The attempt that the last quarter century has witnessed, to introduce the methods of science into the criticism of works of art, has tended, it seems to me, to put the question of their value into the background. The easily scandalous inquiries, “Who?” “When?” “Where?” have assumed an impertinent predominance. When I hear people very decidedly asserting that such a picture was painted by such an one, not generally supposed to be the author, at such a time, &c. &c., I often feel uneasy in the same way as one does on being addressed in a loud voice in a church or a picture gallery, where other persons are absorbed in an acknowledged and respected contemplation or study. I feel inclined to blush and whisper, for fear of being supposed to know the speaker too well. It is an awkward moment with me, for I am in fact very good friends with many such persons. “Sovereign skill consists in thoroughly understanding the value of things”–not their commercial value only, though that is sovereign skill on the Exchange, but their value for those whose chief riches are within them. The value of works of art is an intimate experience, and cannot be estimated by the methods of exact science as the weight of a planet can. There are and have been forgeries that are more beautiful, therefore more valuable, than genuine specimens of the class of work which they figure as. I feel that the specialist, with his special measure and point of view, often endangers the fair name and good repute of the real estimate; and that nothing but the dominion and diffusion of general ideas can defend us against the specialist and keep the specialist from being carried away by bad habits resulting from his devotion to a single inquiry.

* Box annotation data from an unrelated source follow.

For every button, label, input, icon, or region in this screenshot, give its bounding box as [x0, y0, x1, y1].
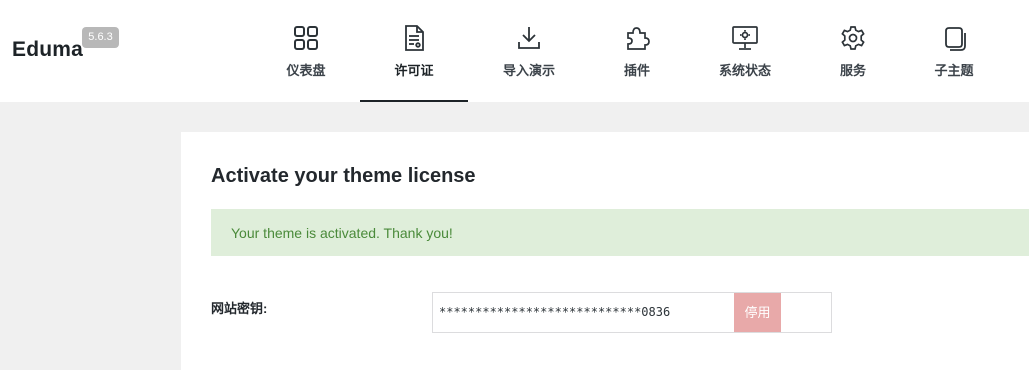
nav-tab-label: 许可证: [394, 63, 434, 78]
nav-tab-dashboard[interactable]: 仪表盘: [251, 0, 361, 102]
nav-tab-import-demo[interactable]: 导入演示: [474, 0, 584, 102]
copy-pages-icon: [940, 24, 968, 52]
puzzle-piece-icon: [623, 24, 651, 52]
nav-tab-label: 子主题: [934, 63, 974, 78]
deactivate-button[interactable]: 停用: [734, 293, 781, 332]
download-icon: [515, 24, 543, 52]
monitor-settings-icon: [731, 24, 759, 52]
site-key-field-group: 停用: [432, 292, 832, 333]
nav-tab-label: 插件: [623, 63, 650, 78]
gear-icon: [839, 24, 867, 52]
nav-tab-services[interactable]: 服务: [815, 0, 891, 102]
success-notice: Your theme is activated. Thank you!: [211, 209, 1029, 256]
top-navigation-bar: Eduma 5.6.3 仪表盘 许可证 导入演示 插件 系统状态 服务 子主题: [0, 0, 1029, 102]
license-panel: Activate your theme license Your theme i…: [181, 132, 1029, 370]
nav-tab-plugins[interactable]: 插件: [592, 0, 682, 102]
version-badge: 5.6.3: [82, 27, 119, 48]
license-document-icon: [400, 24, 428, 52]
site-key-label: 网站密钥:: [211, 301, 268, 316]
dashboard-grid-icon: [292, 24, 320, 52]
success-notice-text: Your theme is activated. Thank you!: [231, 225, 453, 241]
nav-tab-child-theme[interactable]: 子主题: [914, 0, 994, 102]
panel-title: Activate your theme license: [211, 165, 476, 187]
nav-tab-license[interactable]: 许可证: [360, 0, 468, 102]
nav-tab-system-status[interactable]: 系统状态: [700, 0, 790, 102]
nav-tab-label: 仪表盘: [286, 63, 326, 78]
nav-tab-label: 服务: [839, 63, 866, 78]
nav-tab-label: 系统状态: [718, 63, 771, 78]
site-key-input[interactable]: [433, 293, 733, 332]
nav-tab-label: 导入演示: [502, 63, 555, 78]
brand-name: Eduma: [12, 38, 84, 61]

There was one general idea, of the greatest importance in determining the true value of things, which preoccupied Dürer’s mind and haunted his imagination: the idea of proportion. I propose therefore to attempt to make clear to myself and my readers what the idea of proportion really implies, and of what service a sense for proportion really is; secondly, to determine the special use of the term in relation to the appreciation of works of art; thirdly, in relation to their internal structure;–before proceeding to the special studies of Dürer as a man and an artist.

II

I conceive the human reason to be the antagonist of all known forces other than itself, and that therefore its most essential character is the hope and desire to control and transform the universe; or, failing that, to annihilate, if not the universe, at least itself and the consciousness of a monster fact which it entirely condemns. In this conception I believe myself to be at one with those by whom men have been most influenced, and who, with or without confidence in the support of unknown powers, have set themselves deliberately against the face of things to die or conquer. This being so, and man individually weak, it has been the avowed object of great characters–carrying with them the instinctive consent of nations–to establish current values for all things, according as their imagination could turn them to account as effective aids of reason: that is, as they could be made to advance her apparent empire over other elemental forces, such as motion, physical life, &c. This evaluation, in so far as it is constant, results in what we call civilisation, and is the only bond of society. With difficulty is the value of new acquisitions recognised even in the realm of science, until the imagination can place them in such a light as shall make them appear to advance reason’s ends, which accounts for the reluctance that has been shown to accept many scientific results. Reason demands that the world she would create shall be a fact, and declares that the world she would transform is the real world, but until the imagination can find a function for it in reason’s ideal realm, every piece of knowledge remains useless, or even an obstacle in the way of our intended advance. This applies to individuals just as truly as it does to mankind. And since man’s reason is a natural phenomenon and does apparently belong to the class of elemental forces, this warfare against the apparent fact, and the fortitude and hope which its whole-hearted prosecution begets, appear as a natural law to the intelligence and as a command and promise to the reason.